In the Switzer Case the plaintiff entered an office building, passed the regular attendant at the entrance, and went into the building some distance, where he found the elevator door slightly ajar. He proceeded to open the door in the absence of the operator, and stepped into the shaft. Here, again, the invitation was lacking and the plaintiff was acting on his own initiative. The instant case is more like that class of cases where the defendant is guilty of creating a snare or trap, by which the plaintiff is injured. But on the whole case we are satisfied that the evidence was sufficient to take the case to the jury, both on the question of negligence and contributory negligence.
The appellant contends that the damages are excessive,
Upon the question of pecuniary damages to the widow, the record furnishes a fairly satisfactory basis upon which to form a judgment. Mr. Rogers was seventy years of age when he met his death. His expectancy of life was 8.40 years. The widow was sixty-nine years of age, and her expectancy of life was 8.97 years. Rogers was engaged in the real estate and insurance business, and during the last five years he earned in that capacity a net average yearly income of $2,110, but in addition had earned $3,100 from an outside source, which had been closed up before his death. It is within the reasonable experience of men that, at the age of seventy, or even before, a man’s earning capacity in active work begins to slow down, and this is indicated by a statement of the earnings of Mr. Rogers. In the year 1922, after deducting earnings from the outside source, his earnings were $2,328; in the year 1923, $2,038, and in the year 1924, $1,841. In view of the reasonable expectation of diminishing returns from the services of Mr. Rogers, his personal expenses had he lived, and the present worth of his probable earnings, it is the opinion of the court that the judgment for pecuniary compensation to the widow should be reduced from $10,000 to $8,000, in the interest of justice. Pursuant to sec. 251.09, Stats., it is directed that judgment be entered accordingly.
By the Court. — The judgment of the circuit court is modified as indicated in this opinion, and as modified it is affirmed.
Upon a rehearing of this cause the decision of the court as reported ante, p. 496, 211 N. W. 782, is affirmed, except that the mandate is amended in accordance with the decision in Campbell v.
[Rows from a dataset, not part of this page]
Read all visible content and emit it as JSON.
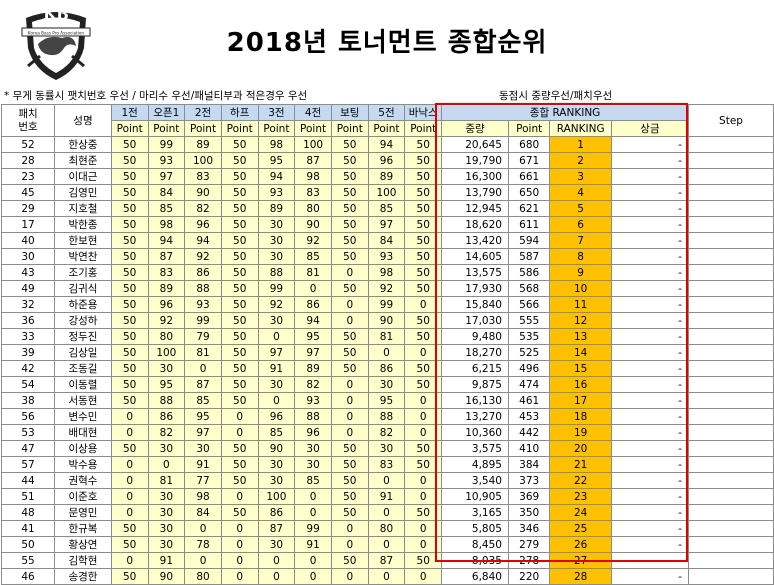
{
  "logo": {
    "text": "KB",
    "subtext": "Korea Bass Pro Association"
  },
  "title": "2018년 토너먼트 종합순위",
  "notes": {
    "left": "* 무게 동률시 팻치번호 우선 / 마리수 우선/패널티부과 적은경우 우선",
    "right": "동점시 중량우선/패치우선"
  },
  "headers": {
    "patch_no": "패치\n번호",
    "name": "성명",
    "events": [
      "1전",
      "오픈1",
      "2전",
      "하프",
      "3전",
      "4전",
      "보팅",
      "5전",
      "바낙스"
    ],
    "point": "Point",
    "ranking_group": "종합 RANKING",
    "weight": "중량",
    "ranking": "RANKING",
    "prize": "상금",
    "step": "Step"
  },
  "colors": {
    "header_blue": "#c5d9f1",
    "cell_yellow": "#ffffcc",
    "rank_orange": "#ffc000",
    "highlight_box": "#e00000"
  },
  "rows": [
    {
      "no": "52",
      "name": "한상중",
      "pts": [
        "50",
        "99",
        "89",
        "50",
        "98",
        "100",
        "50",
        "94",
        "50"
      ],
      "weight": "20,645",
      "point": "680",
      "rank": "1",
      "prize": "-"
    },
    {
      "no": "28",
      "name": "최현준",
      "pts": [
        "50",
        "93",
        "100",
        "50",
        "95",
        "87",
        "50",
        "96",
        "50"
      ],
      "weight": "19,790",
      "point": "671",
      "rank": "2",
      "prize": "-"
    },
    {
      "no": "23",
      "name": "이대근",
      "pts": [
        "50",
        "97",
        "83",
        "50",
        "94",
        "98",
        "50",
        "89",
        "50"
      ],
      "weight": "16,300",
      "point": "661",
      "rank": "3",
      "prize": "-"
    },
    {
      "no": "45",
      "name": "김영민",
      "pts": [
        "50",
        "84",
        "90",
        "50",
        "93",
        "83",
        "50",
        "100",
        "50"
      ],
      "weight": "13,790",
      "point": "650",
      "rank": "4",
      "prize": "-"
    },
    {
      "no": "29",
      "name": "지호철",
      "pts": [
        "50",
        "85",
        "82",
        "50",
        "89",
        "80",
        "50",
        "85",
        "50"
      ],
      "weight": "12,945",
      "point": "621",
      "rank": "5",
      "prize": "-"
    },
    {
      "no": "17",
      "name": "박한종",
      "pts": [
        "50",
        "98",
        "96",
        "50",
        "30",
        "90",
        "50",
        "97",
        "50"
      ],
      "weight": "18,620",
      "point": "611",
      "rank": "6",
      "prize": "-"
    },
    {
      "no": "40",
      "name": "한보현",
      "pts": [
        "50",
        "94",
        "94",
        "50",
        "30",
        "92",
        "50",
        "84",
        "50"
      ],
      "weight": "13,420",
      "point": "594",
      "rank": "7",
      "prize": "-"
    },
    {
      "no": "30",
      "name": "박연찬",
      "pts": [
        "50",
        "87",
        "92",
        "50",
        "30",
        "85",
        "50",
        "93",
        "50"
      ],
      "weight": "14,605",
      "point": "587",
      "rank": "8",
      "prize": "-"
    },
    {
      "no": "43",
      "name": "조기홍",
      "pts": [
        "50",
        "83",
        "86",
        "50",
        "88",
        "81",
        "0",
        "98",
        "50"
      ],
      "weight": "13,575",
      "point": "586",
      "rank": "9",
      "prize": "-"
    },
    {
      "no": "49",
      "name": "김귀식",
      "pts": [
        "50",
        "89",
        "88",
        "50",
        "99",
        "0",
        "50",
        "92",
        "50"
      ],
      "weight": "17,930",
      "point": "568",
      "rank": "10",
      "prize": "-"
    },
    {
      "no": "32",
      "name": "하준용",
      "pts": [
        "50",
        "96",
        "93",
        "50",
        "92",
        "86",
        "0",
        "99",
        "0"
      ],
      "weight": "15,840",
      "point": "566",
      "rank": "11",
      "prize": "-"
    },
    {
      "no": "36",
      "name": "강성하",
      "pts": [
        "50",
        "92",
        "99",
        "50",
        "30",
        "94",
        "0",
        "90",
        "50"
      ],
      "weight": "17,030",
      "point": "555",
      "rank": "12",
      "prize": "-"
    },
    {
      "no": "33",
      "name": "정두진",
      "pts": [
        "50",
        "80",
        "79",
        "50",
        "0",
        "95",
        "50",
        "81",
        "50"
      ],
      "weight": "9,480",
      "point": "535",
      "rank": "13",
      "prize": "-"
    },
    {
      "no": "39",
      "name": "김상일",
      "pts": [
        "50",
        "100",
        "81",
        "50",
        "97",
        "97",
        "50",
        "0",
        "0"
      ],
      "weight": "18,270",
      "point": "525",
      "rank": "14",
      "prize": "-"
    },
    {
      "no": "42",
      "name": "조동길",
      "pts": [
        "50",
        "30",
        "0",
        "50",
        "91",
        "89",
        "50",
        "86",
        "50"
      ],
      "weight": "6,215",
      "point": "496",
      "rank": "15",
      "prize": "-"
    },
    {
      "no": "54",
      "name": "이동렬",
      "pts": [
        "50",
        "95",
        "87",
        "50",
        "30",
        "82",
        "0",
        "30",
        "50"
      ],
      "weight": "9,875",
      "point": "474",
      "rank": "16",
      "prize": "-"
    },
    {
      "no": "38",
      "name": "서동현",
      "pts": [
        "50",
        "88",
        "85",
        "50",
        "0",
        "93",
        "0",
        "95",
        "0"
      ],
      "weight": "16,130",
      "point": "461",
      "rank": "17",
      "prize": "-"
    },
    {
      "no": "56",
      "name": "변수민",
      "pts": [
        "0",
        "86",
        "95",
        "0",
        "96",
        "88",
        "0",
        "88",
        "0"
      ],
      "weight": "13,270",
      "point": "453",
      "rank": "18",
      "prize": "-"
    },
    {
      "no": "53",
      "name": "배대현",
      "pts": [
        "0",
        "82",
        "97",
        "0",
        "85",
        "96",
        "0",
        "82",
        "0"
      ],
      "weight": "10,360",
      "point": "442",
      "rank": "19",
      "prize": "-"
    },
    {
      "no": "47",
      "name": "이상용",
      "pts": [
        "50",
        "30",
        "30",
        "50",
        "90",
        "30",
        "50",
        "30",
        "50"
      ],
      "weight": "3,575",
      "point": "410",
      "rank": "20",
      "prize": "-"
    },
    {
      "no": "57",
      "name": "박수용",
      "pts": [
        "0",
        "0",
        "91",
        "50",
        "30",
        "30",
        "50",
        "83",
        "50"
      ],
      "weight": "4,895",
      "point": "384",
      "rank": "21",
      "prize": "-"
    },
    {
      "no": "44",
      "name": "권혁수",
      "pts": [
        "0",
        "81",
        "77",
        "50",
        "30",
        "85",
        "50",
        "0",
        "0"
      ],
      "weight": "3,540",
      "point": "373",
      "rank": "22",
      "prize": "-"
    },
    {
      "no": "51",
      "name": "이준호",
      "pts": [
        "0",
        "30",
        "98",
        "0",
        "100",
        "0",
        "50",
        "91",
        "0"
      ],
      "weight": "10,905",
      "point": "369",
      "rank": "23",
      "prize": "-"
    },
    {
      "no": "48",
      "name": "문영민",
      "pts": [
        "0",
        "30",
        "84",
        "50",
        "86",
        "0",
        "50",
        "0",
        "50"
      ],
      "weight": "3,165",
      "point": "350",
      "rank": "24",
      "prize": "-"
    },
    {
      "no": "41",
      "name": "한규복",
      "pts": [
        "50",
        "30",
        "0",
        "0",
        "87",
        "99",
        "0",
        "80",
        "0"
      ],
      "weight": "5,805",
      "point": "346",
      "rank": "25",
      "prize": "-"
    },
    {
      "no": "50",
      "name": "황상연",
      "pts": [
        "50",
        "30",
        "78",
        "0",
        "30",
        "91",
        "0",
        "0",
        "0"
      ],
      "weight": "8,450",
      "point": "279",
      "rank": "26",
      "prize": "-"
    },
    {
      "no": "55",
      "name": "김학현",
      "pts": [
        "0",
        "91",
        "0",
        "0",
        "0",
        "0",
        "50",
        "87",
        "50"
      ],
      "weight": "8,035",
      "point": "278",
      "rank": "27",
      "prize": "-"
    },
    {
      "no": "46",
      "name": "송경한",
      "pts": [
        "50",
        "90",
        "80",
        "0",
        "0",
        "0",
        "0",
        "0",
        "0"
      ],
      "weight": "6,840",
      "point": "220",
      "rank": "28",
      "prize": "-"
    }
  ]
}
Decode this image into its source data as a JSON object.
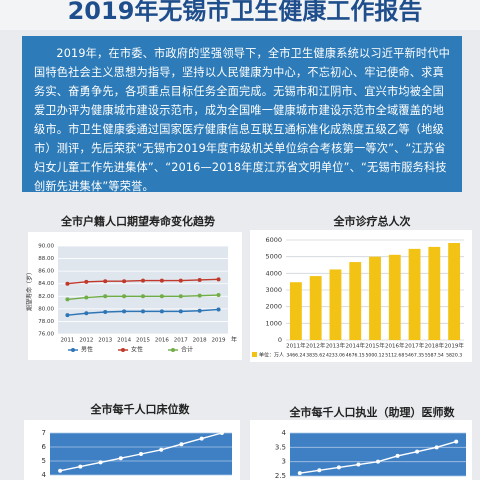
{
  "title": "2019年无锡市卫生健康工作报告",
  "intro": "2019年，在市委、市政府的坚强领导下，全市卫生健康系统以习近平新时代中国特色社会主义思想为指导，坚持以人民健康为中心，不忘初心、牢记使命、求真务实、奋勇争先，各项重点目标任务全面完成。无锡市和江阴市、宜兴市均被全国爱卫办评为健康城市建设示范市，成为全国唯一健康城市建设示范市全域覆盖的地级市。市卫生健康委通过国家医疗健康信息互联互通标准化成熟度五级乙等（地级市）测评，先后荣获“无锡市2019年度市级机关单位综合考核第一等次”、“江苏省妇女儿童工作先进集体”、“2016—2018年度江苏省文明单位”、“无锡市服务科技创新先进集体”等荣誉。",
  "chart_data": [
    {
      "type": "line",
      "title": "全市户籍人口期望寿命变化趋势",
      "y_label": "期望寿命（岁）",
      "x_unit": "年",
      "categories": [
        "2011",
        "2012",
        "2013",
        "2014",
        "2015",
        "2016",
        "2017",
        "2018",
        "2019"
      ],
      "series": [
        {
          "name": "男性",
          "color": "#2e75b6",
          "values": [
            79.0,
            79.3,
            79.5,
            79.6,
            79.6,
            79.6,
            79.6,
            79.7,
            79.9
          ]
        },
        {
          "name": "女性",
          "color": "#c0392b",
          "values": [
            84.0,
            84.3,
            84.4,
            84.4,
            84.5,
            84.5,
            84.5,
            84.6,
            84.7
          ]
        },
        {
          "name": "合计",
          "color": "#70ad47",
          "values": [
            81.5,
            81.8,
            82.0,
            82.0,
            82.0,
            82.0,
            82.0,
            82.1,
            82.2
          ]
        }
      ],
      "ylim": [
        76,
        90
      ],
      "yticks": [
        {
          "value": 76,
          "label": "76.00"
        },
        {
          "value": 78,
          "label": "78.00"
        },
        {
          "value": 80,
          "label": "80.00"
        },
        {
          "value": 82,
          "label": "82.00"
        },
        {
          "value": 84,
          "label": "84.00"
        },
        {
          "value": 86,
          "label": "86.00"
        },
        {
          "value": 88,
          "label": "88.00"
        },
        {
          "value": 90,
          "label": "90.00"
        }
      ],
      "grid": true
    },
    {
      "type": "bar",
      "title": "全市诊疗总人次",
      "categories": [
        "2011年",
        "2012年",
        "2013年",
        "2014年",
        "2015年",
        "2016年",
        "2017年",
        "2018年",
        "2019年"
      ],
      "series": [
        {
          "name": "单位：万人",
          "color": "#f2c315",
          "values": [
            3466.24,
            3835.62,
            4233.06,
            4676.15,
            5000.12,
            5112.68,
            5467.35,
            5587.54,
            5820.3
          ]
        }
      ],
      "ylim": [
        0,
        6000
      ],
      "yticks": [
        0,
        1000,
        2000,
        3000,
        4000,
        5000,
        6000
      ],
      "grid": true
    },
    {
      "type": "line",
      "title": "全市每千人口床位数",
      "categories": [
        null,
        null,
        null,
        null,
        null,
        null,
        null,
        null,
        null
      ],
      "series": [
        {
          "name": null,
          "color": "#ffffff",
          "values": [
            4.3,
            4.6,
            4.9,
            5.2,
            5.5,
            5.8,
            6.2,
            6.6,
            7.0
          ]
        }
      ],
      "ylim": [
        4,
        7
      ],
      "yticks": [
        4,
        5,
        6,
        7
      ],
      "grid": true
    },
    {
      "type": "line",
      "title": "全市每千人口执业（助理）医师数",
      "categories": [
        null,
        null,
        null,
        null,
        null,
        null,
        null,
        null,
        null
      ],
      "series": [
        {
          "name": null,
          "color": "#ffffff",
          "values": [
            2.6,
            2.7,
            2.8,
            2.9,
            3.0,
            3.2,
            3.35,
            3.5,
            3.7
          ]
        }
      ],
      "ylim": [
        2.5,
        4
      ],
      "yticks": [
        2.5,
        3,
        3.5,
        4
      ],
      "grid": true
    }
  ]
}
Sutliff, ante, p. 370, 214 N. W. 374, to read:
The amount of damages as indicated in the opinion is considered the highest amount that an unprejudiced jury could reasonably find under the facts of the case. The judgment of the circuit court is reversed, and a new trial granted on the question of damages only, unless the defendant shall, within ten days of the filing of the remittitur with the clerk of the circuit court, elect to allow entry of judgment for the amount of damages suggested in the opinion.